For years, lawyers have structured corporate transactions around the assumption that valuable insurance assets were freely assignable without the consent of insurance companies. For decades, that assumption proved largely true in most jurisdictions.
In 2003, in Henkel Corp. v. Hart-ford Accident & Indemnity Co., 29 Cal. 4th 934 (Cal. 2003), California departed from the well-established rule that insurance companies could not restrict the transfer of insurance assets after a loss. The fear was that other jurisdictions would follow Henkel and prevent policyholders from freely assigning their insurance assets. In 2015, however, in Fluor Corp. v. Superior Court, 61 Cal. 4th 1175 (Cal. 2015), the California Supreme Court reversed itself, joining the majority of jurisdictions which held that the right to insurance proceeds for post-loss claims are freely assignable.

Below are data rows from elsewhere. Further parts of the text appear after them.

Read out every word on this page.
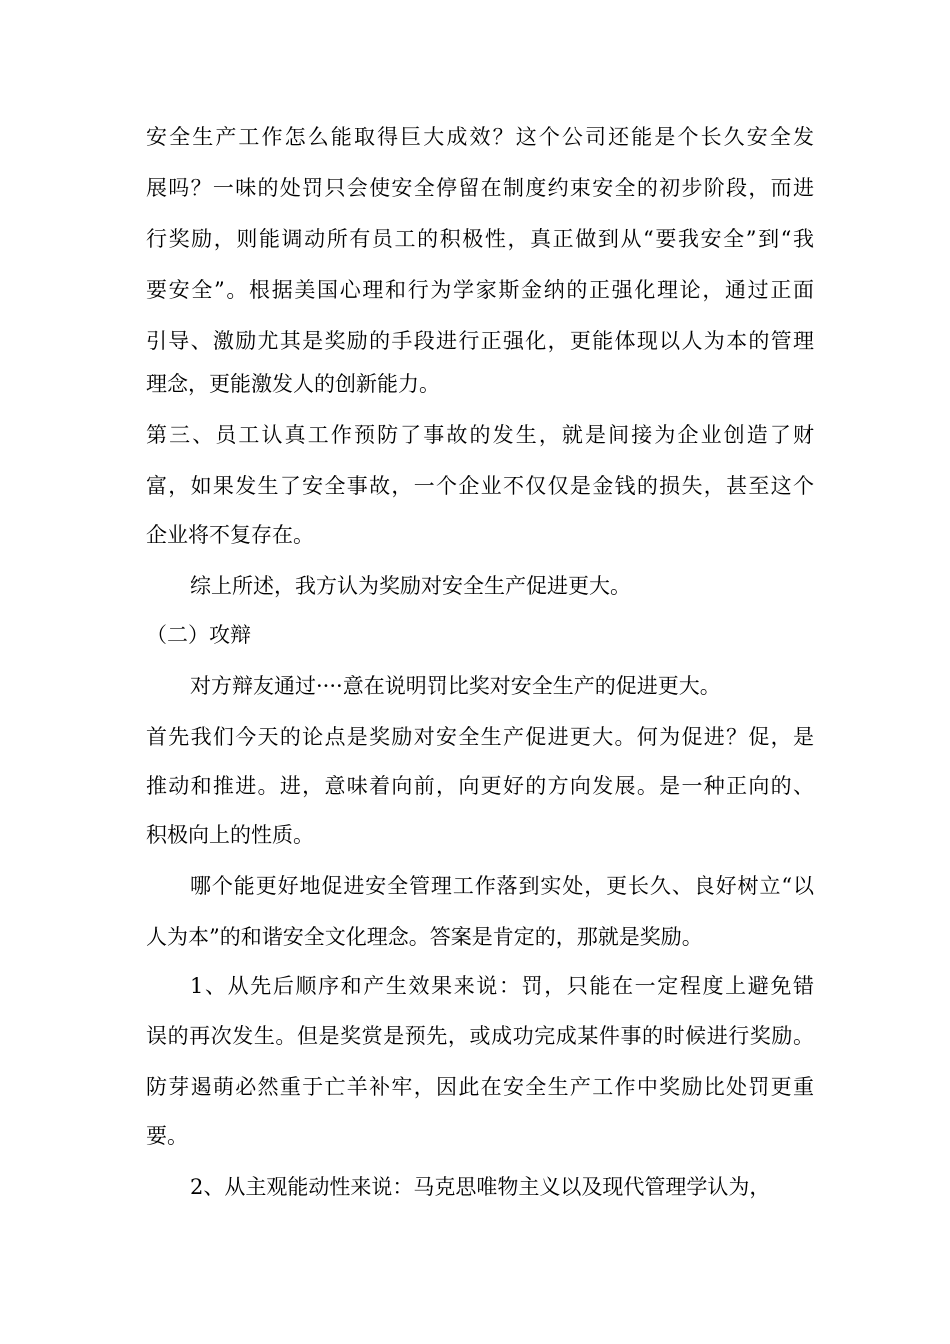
安全生产工作怎么能取得巨大成效？这个公司还能是个长久安全发
展吗？一味的处罚只会使安全停留在制度约束安全的初步阶段，而进
行奖励，则能调动所有员工的积极性，真正做到从“要我安全”到“我
要安全”。根据美国心理和行为学家斯金纳的正强化理论，通过正面
引导、激励尤其是奖励的手段进行正强化，更能体现以人为本的管理
理念，更能激发人的创新能力。
第三、员工认真工作预防了事故的发生，就是间接为企业创造了财
富，如果发生了安全事故，一个企业不仅仅是金钱的损失，甚至这个
企业将不复存在。
综上所述，我方认为奖励对安全生产促进更大。
（二）攻辩
对方辩友通过····意在说明罚比奖对安全生产的促进更大。
首先我们今天的论点是奖励对安全生产促进更大。何为促进？促，是
推动和推进。进，意味着向前，向更好的方向发展。是一种正向的、
积极向上的性质。
哪个能更好地促进安全管理工作落到实处，更长久、良好树立“以
人为本”的和谐安全文化理念。答案是肯定的，那就是奖励。
1、从先后顺序和产生效果来说：罚，只能在一定程度上避免错
误的再次发生。但是奖赏是预先，或成功完成某件事的时候进行奖励。
防芽遏萌必然重于亡羊补牢，因此在安全生产工作中奖励比处罚更重
要。
2、从主观能动性来说：马克思唯物主义以及现代管理学认为，
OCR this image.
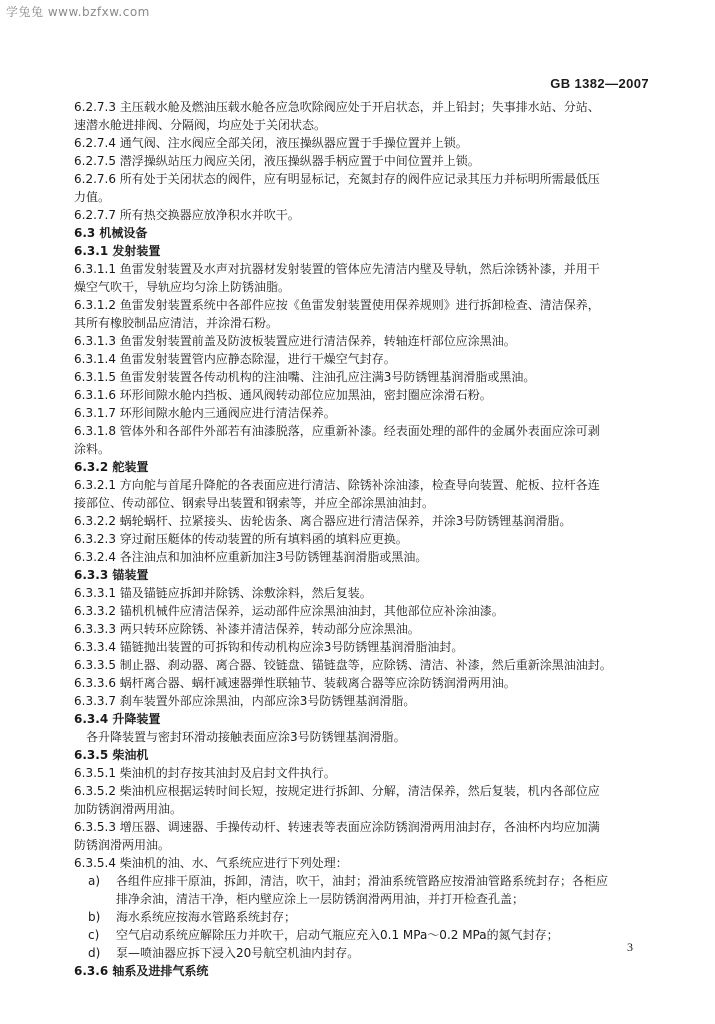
学兔兔 www.bzfxw.com
GB 1382—2007
6.2.7.3 主压载水舱及燃油压载水舱各应急吹除阀应处于开启状态，并上铅封；失事排水站、分站、
速潜水舱进排阀、分隔阀，均应处于关闭状态。
6.2.7.4 通气阀、注水阀应全部关闭，液压操纵器应置于手操位置并上锁。
6.2.7.5 潜浮操纵站压力阀应关闭，液压操纵器手柄应置于中间位置并上锁。
6.2.7.6 所有处于关闭状态的阀件，应有明显标记，充氮封存的阀件应记录其压力并标明所需最低压
力值。
6.2.7.7 所有热交换器应放净积水并吹干。
6.3 机械设备
6.3.1 发射装置
6.3.1.1 鱼雷发射装置及水声对抗器材发射装置的管体应先清洁内壁及导轨，然后涂锈补漆，并用干
燥空气吹干，导轨应均匀涂上防锈油脂。
6.3.1.2 鱼雷发射装置系统中各部件应按《鱼雷发射装置使用保养规则》进行拆卸检查、清洁保养，
其所有橡胶制品应清洁，并涂滑石粉。
6.3.1.3 鱼雷发射装置前盖及防波板装置应进行清洁保养，转轴连杆部位应涂黑油。
6.3.1.4 鱼雷发射装置管内应静态除湿，进行干燥空气封存。
6.3.1.5 鱼雷发射装置各传动机构的注油嘴、注油孔应注满3号防锈锂基润滑脂或黑油。
6.3.1.6 环形间隙水舱内挡板、通风阀转动部位应加黑油，密封圈应涂滑石粉。
6.3.1.7 环形间隙水舱内三通阀应进行清洁保养。
6.3.1.8 管体外和各部件外部若有油漆脱落，应重新补漆。经表面处理的部件的金属外表面应涂可剥
涂料。
6.3.2 舵装置
6.3.2.1 方向舵与首尾升降舵的各表面应进行清洁、除锈补涂油漆，检查导向装置、舵板、拉杆各连
接部位、传动部位、钢索导出装置和钢索等，并应全部涂黑油油封。
6.3.2.2 蜗轮蜗杆、拉紧接头、齿轮齿条、离合器应进行清洁保养，并涂3号防锈锂基润滑脂。
6.3.2.3 穿过耐压艇体的传动装置的所有填料函的填料应更换。
6.3.2.4 各注油点和加油杯应重新加注3号防锈锂基润滑脂或黑油。
6.3.3 锚装置
6.3.3.1 锚及锚链应拆卸并除锈、涂敷涂料，然后复装。
6.3.3.2 锚机机械件应清洁保养，运动部件应涂黑油油封，其他部位应补涂油漆。
6.3.3.3 两只转环应除锈、补漆并清洁保养，转动部分应涂黑油。
6.3.3.4 锚链抛出装置的可拆钩和传动机构应涂3号防锈锂基润滑脂油封。
6.3.3.5 制止器、刹动器、离合器、铰链盘、锚链盘等，应除锈、清洁、补漆，然后重新涂黑油油封。
6.3.3.6 蜗杆离合器、蜗杆减速器弹性联轴节、装载离合器等应涂防锈润滑两用油。
6.3.3.7 刹车装置外部应涂黑油，内部应涂3号防锈锂基润滑脂。
6.3.4 升降装置
各升降装置与密封环滑动接触表面应涂3号防锈锂基润滑脂。
6.3.5 柴油机
6.3.5.1 柴油机的封存按其油封及启封文件执行。
6.3.5.2 柴油机应根据运转时间长短，按规定进行拆卸、分解，清洁保养，然后复装，机内各部位应
加防锈润滑两用油。
6.3.5.3 增压器、调速器、手操传动杆、转速表等表面应涂防锈润滑两用油封存，各油杯内均应加满
防锈润滑两用油。
6.3.5.4 柴油机的油、水、气系统应进行下列处理：
a) 各组件应排干原油，拆卸，清洁，吹干，油封；滑油系统管路应按滑油管路系统封存；各柜应
排净余油，清洁干净，柜内壁应涂上一层防锈润滑两用油，并打开检查孔盖；
b) 海水系统应按海水管路系统封存；
c) 空气启动系统应解除压力并吹干，启动气瓶应充入0.1 MPa～0.2 MPa的氮气封存；
d) 泵—喷油器应拆下浸入20号航空机油内封存。
6.3.6 轴系及进排气系统
3
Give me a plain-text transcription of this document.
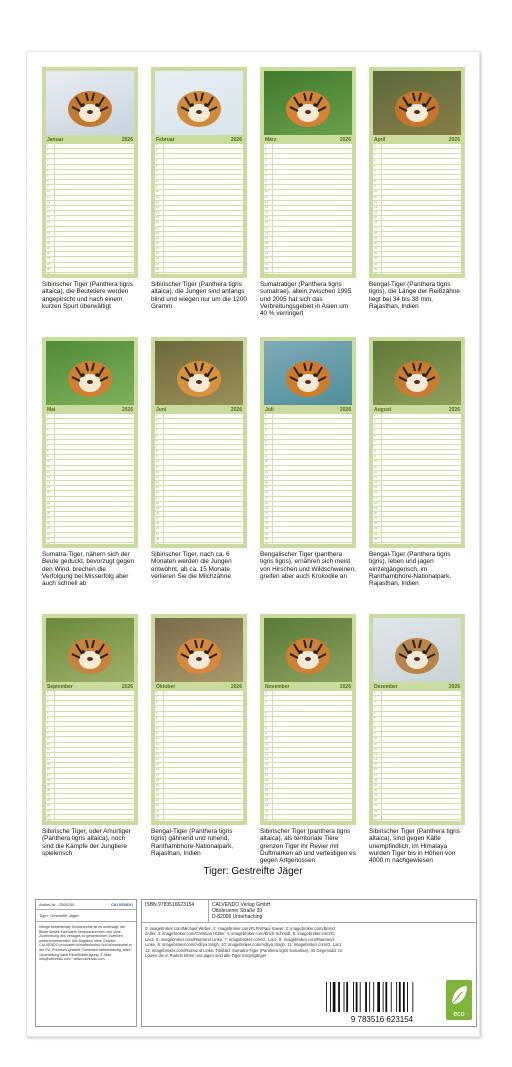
Januar	2026
1
2
3
4
5
6
7
8
9
10
11
12
13
14
15
16
17
18
19
20
21
22
23
24
25
Sibirischer Tiger (Panthera tigris altaica), die Beutetiere werden angepirscht und nach einem kurzen Spurt überwältigt
Februar	2026
1
2
3
4
5
6
7
8
9
10
11
12
13
14
15
16
17
18
19
20
21
22
23
24
25
Sibirischer Tiger (Panthera tigris altaica), die Jungen sind anfangs blind und wiegen nur um die 1200 Gramm
März	2026
1
2
3
4
5
6
7
8
9
10
11
12
13
14
15
16
17
18
19
20
21
22
23
24
25
Sumatratiger (Panthera tigris sumatrae), allein zwischen 1995 und 2005 hat sich das Verbreitungsgebiet in Asien um 40 % verringert
April	2026
1
2
3
4
5
6
7
8
9
10
11
12
13
14
15
16
17
18
19
20
21
22
23
24
25
Bengal-Tiger (Panthera tigris tigris), die Länge der Reißzähne liegt bei 34 bis 38 mm, Rajasthan, Indien
Mai	2026
1
2
3
4
5
6
7
8
9
10
11
12
13
14
15
16
17
18
19
20
21
22
23
24
25
Sumatra-Tiger, nähern sich der Beute geduckt, bevorzugt gegen den Wind, brechen die Verfolgung bei Misserfolg aber auch schnell ab
Juni	2026
1
2
3
4
5
6
7
8
9
10
11
12
13
14
15
16
17
18
19
20
21
22
23
24
25
Sibirischer Tiger, nach ca. 6 Monaten werden die Jungen entwöhnt, ab ca. 15 Monate verlieren Sie die Milchzähne
Juli	2026
1
2
3
4
5
6
7
8
9
10
11
12
13
14
15
16
17
18
19
20
21
22
23
24
25
Bengalischer Tiger (panthera tigris tigris), ernähren sich meist von Hirschen und Wildschweinen, greifen aber auch Krokodile an
August	2026
1
2
3
4
5
6
7
8
9
10
11
12
13
14
15
16
17
18
19
20
21
22
23
24
25
Bengal-Tiger (Panthera tigris tigris), leben und jagen einzelgängerisch, im Ranthambhore-Nationalpark, Rajasthan, Indien
September	2026
1
2
3
4
5
6
7
8
9
10
11
12
13
14
15
16
17
18
19
20
21
22
23
24
25
Sibirische Tiger, oder Amurtiger (Panthera tigris altaica), noch sind die Kämpfe der Jungtiere spielerisch
Oktober	2026
1
2
3
4
5
6
7
8
9
10
11
12
13
14
15
16
17
18
19
20
21
22
23
24
25
Bengal-Tiger (Panthera tigris tigris) gähnend und ruhend, Ranthambhore-Nationalpark, Rajasthan, Indien
November	2026
1
2
3
4
5
6
7
8
9
10
11
12
13
14
15
16
17
18
19
20
21
22
23
24
25
Sibirischer Tiger (panthera tigris altaica), als territoriale Tiere grenzen Tiger ihr Revier mit Duftmarken ab und verteidigen es gegen Artgenossen
Dezember	2026
1
2
3
4
5
6
7
8
9
10
11
12
13
14
15
16
17
18
19
20
21
22
23
24
25
Sibirischer Tiger (Panthera tigris altaica), sind gegen Kälte unempfindlich, im Himalaya wurden Tiger bis in Höhen von 4000 m nachgewiesen
Tiger: Gestreifte Jäger
Artikel-Nr.: 2566240	CALVENDO
Tiger: Gestreifte Jäger
Infolge bestehender Schutzrechte ist es untersagt, die Bilder dieses Kalenders herauszutrennen und ohne Zustimmung des Verlages zu gewerblichen Zwecken weiterzuverwenden. Alle Angaben ohne Gewähr. CALVENDO produziert klimafreundlich und klimaneutral in der EU. Premium-Qualität: Garantiert farbbeständig, klare Verarbeitung dank Einzelbildfertigung. E-Mail: info@calvendo.com · www.calvendo.com
ISBN 9783516623154	CALVENDO Verlag GmbH
Ottobrunner Straße 39
D-82008 Unterhaching
0: imagebroker.com/Michael Weber, 1: imagebroker.com/FLPA/Paul Sawer, 2: imagebroker.com/Bernd Zoller, 3: imagebroker.com/Christian Hütter, 4: imagebroker.com/Erich Schmidt, 5: imagebroker.com/G. Lacz, 6: imagebroker.com/Raimund Linke, 7: imagebroker.com/G. Lacz, 8: imagebroker.com/Raimund Linke, 9: imagebroker.com/Aditya Singh, 10: imagebroker.com/Aditya Singh, 11: imagebroker.com/G. Lacz, 12: imagebroker.com/Raimund Linke. Titelbild: Sumatra-Tiger (Panthera tigris sumatrae). Im Gegensatz zu Löwen die in Rudeln leben und jagen sind alle Tiger Einzelgänger
9 783516 623154
eco
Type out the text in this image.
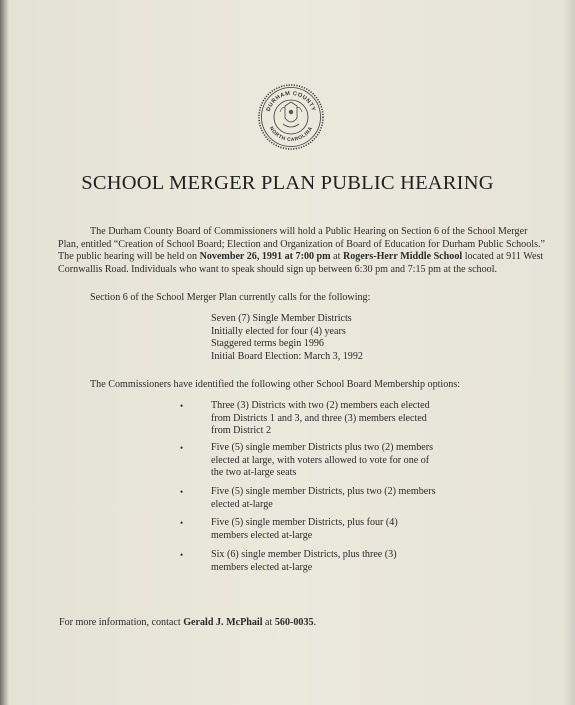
DURHAM COUNTY
NORTH CAROLINA
SCHOOL MERGER PLAN PUBLIC HEARING
The Durham County Board of Commissioners will hold a Public Hearing on Section 6 of the School Merger Plan, entitled “Creation of School Board; Election and Organization of Board of Education for Durham Public Schools.” The public hearing will be held on November 26, 1991 at 7:00 pm at Rogers-Herr Middle School located at 911 West Cornwallis Road. Individuals who want to speak should sign up between 6:30 pm and 7:15 pm at the school.
Section 6 of the School Merger Plan currently calls for the following:
Seven (7) Single Member Districts
Initially elected for four (4) years
Staggered terms begin 1996
Initial Board Election: March 3, 1992
The Commissioners have identified the following other School Board Membership options:
•	Three (3) Districts with two (2) members each elected from Districts 1 and 3, and three (3) members elected from District 2
•	Five (5) single member Districts plus two (2) members elected at large, with voters allowed to vote for one of the two at-large seats
•	Five (5) single member Districts, plus two (2) members elected at-large
•	Five (5) single member Districts, plus four (4) members elected at-large
•	Six (6) single member Districts, plus three (3) members elected at-large
For more information, contact Gerald J. McPhail at 560-0035.
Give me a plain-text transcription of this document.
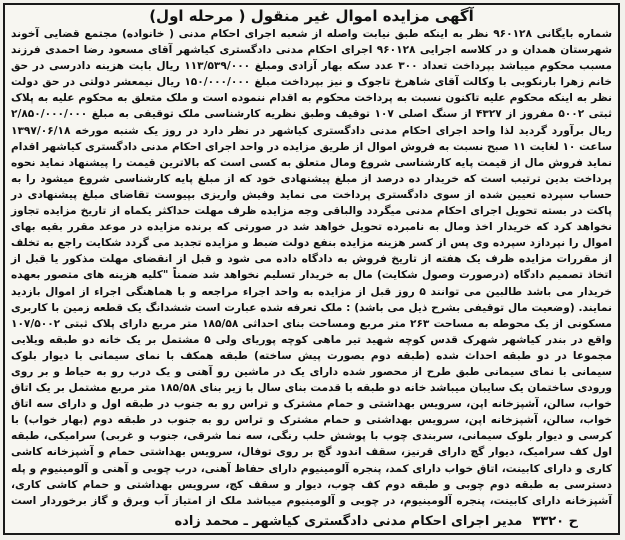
آگهی مزایده اموال غیر منقول ( مرحله اول)
شماره بایگانی ۹۶۰۱۲۸ نظر به اینکه طبق نیابت واصله از شعبه اجرای احکام مدنی ( خانواده) مجتمع قضایی آخوند شهرستان همدان و در کلاسه اجرایی ۹۶۰۱۲۸ اجرای احکام مدنی دادگستری کیاشهر آقای مسعود رضا احمدی فرزند مسبب محکوم میباشد بپرداخت تعداد ۳۰۰ عدد سکه بهار آزادی ومبلغ ۱۱۳/۵۳۹/۰۰۰ ریال بابت هزینه دادرسی در حق خانم زهرا بارنکوبی با وکالت آقای شاهرخ تاجوک و نیز بپرداخت مبلغ ۱۵۰/۰۰۰/۰۰۰ ریال نیمعشر دولتی در حق دولت نظر به اینکه محکوم علیه تاکنون نسبت به پرداخت محکوم به اقدام ننموده است و ملک متعلق به محکوم علیه به پلاک ثبتی ۵۰۰۲ مفروز از ۴۳۲۷ از سنگ اصلی ۱۰۷ توقیف وطبق نظریه کارشناسی ملک توقیفی به مبلغ ۲/۸۵۰/۰۰۰/۰۰۰ ریال برآورد گردید لذا واحد اجرای احکام مدنی دادگستری کیاشهر در نظر دارد در روز یک شنبه مورخه ۱۳۹۷/۰۶/۱۸ ساعت ۱۰ لغایت ۱۱ صبح نسبت به فروش اموال از طریق مزایده در واحد اجرای احکام مدنی دادگستری کیاشهر اقدام نماید فروش مال از قیمت پایه کارشناسی شروع ومال متعلق به کسی است که بالاترین قیمت را پیشنهاد نماید نحوه پرداخت بدین ترتیب است که خریدار ده درصد از مبلغ پیشنهادی خود که از مبلغ پایه کارشناسی شروع میشود را به حساب سپرده تعیین شده از سوی دادگستری پرداخت می نماید وفیش واریزی بپیوست تقاضای مبلغ پیشنهادی در پاکت در بسته تحویل اجرای احکام مدنی میگردد والباقی وجه مزایده ظرف مهلت حداکثر یکماه از تاریخ مزایده تجاوز نخواهد کرد که خریدار اخذ ومال به نامبرده تحویل خواهد شد در صورتی که برنده مزایده در موعد مقرر بقیه بهای اموال را نپردازد سپرده وی پس از کسر هزینه مزایده بنفع دولت ضبط و مزایده تجدید می گردد شکایت راجع به تخلف از مقررات مزایده ظرف یک هفته از تاریخ فروش به دادگاه داده می شود و قبل از انقضای مهلت مذکور یا قبل از اتخاذ تصمیم دادگاه (درصورت وصول شکایت) مال به خریدار تسلیم نخواهد شد ضمناً "کلیه هزینه های متصور بعهده خریدار می باشد طالبین می توانند ۵ روز قبل از مزایده به واحد اجراء مراجعه و با هماهنگی اجراء از اموال بازدید نمایند. (وضعیت مال توقیفی بشرح ذیل می باشد) : ملک تعرفه شده عبارت است ششدانگ یک قطعه زمین با کاربری مسکونی از یک محوطه به مساحت ۲۶۳ متر مربع ومساحت بنای احداثی ۱۸۵/۵۸ متر مربع دارای پلاک ثبتی ۱۰۷/۵۰۰۲ واقع در بندر کیاشهر شهرک قدس کوچه شهید تیر ماهی کوچه پوریای ولی ۵ مشتمل بر یک خانه دو طبقه ویلایی مجموعا در دو طبقه احداث شده (طبقه دوم بصورت پیش ساخته) طبقه همکف با نمای سیمانی با دیوار بلوک سیمانی با نمای سیمانی طبق طرح از محصور شده دارای یک در ماشین رو آهنی و یک درب رو به حیاط و بر روی ورودی ساختمان یک سایبان میباشد خانه دو طبقه با قدمت بنای سال با زیر بنای ۱۸۵/۵۸ متر مربع مشتمل بر یک اتاق خواب، سالن، آشپزخانه اپن، سرویس بهداشتی و حمام مشترک و تراس رو به جنوب در طبقه اول و دارای سه اتاق خواب، سالن، آشپزخانه اپن، سرویس بهداشتی و حمام مشترک و تراس رو به جنوب در طبقه دوم (بهار خواب) با کرسی و دیوار بلوک سیمانی، سربندی چوب با پوشش حلب رنگی، سه نما شرقی، جنوب و غربی) سرامیکی، طبقه اول کف سرامیک، دیوار گچ دارای قرنیز، سقف اندود گچ بر روی توفال، سرویس بهداشتی حمام و آشپزخانه کاشی کاری و دارای کابینت، اتاق خواب دارای کمد، پنجره آلومینیوم دارای حفاظ آهنی، درب چوبی و آهنی و آلومینیوم و پله دسترسی به طبقه دوم چوبی و طبقه دوم کف چوب، دیوار و سقف کچ، سرویس بهداشتی و حمام کاشی کاری، آشپزخانه دارای کابینت، پنجره آلومینیوم، در چوبی و آلومینیوم میباشد ملک از امتیاز آب وبرق و گاز برخوردار است
ح ۳۳۲۰
مدیر اجرای احکام مدنی دادگستری کیاشهر ـ محمد زاده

With heavy reliance on this 2015 California opinion, in Givaudan Fragrances Corp. v. Aetna Cas. & Sur. Co., 227 N.J. 322 (2017), New Jersey joined the majority of jurisdictions in allowing post-loss assignment notwithstanding any anti-assignment clause contained in the insurance policy. More recently, in Haskell Props. v. Am. Ins. Co., 2017 N.J. LEXIS 524 (N.J. May 16, 2017), the New Jersey Supreme Court returned to the rule of free assignability and summarily remanded a case that had allowed assignment.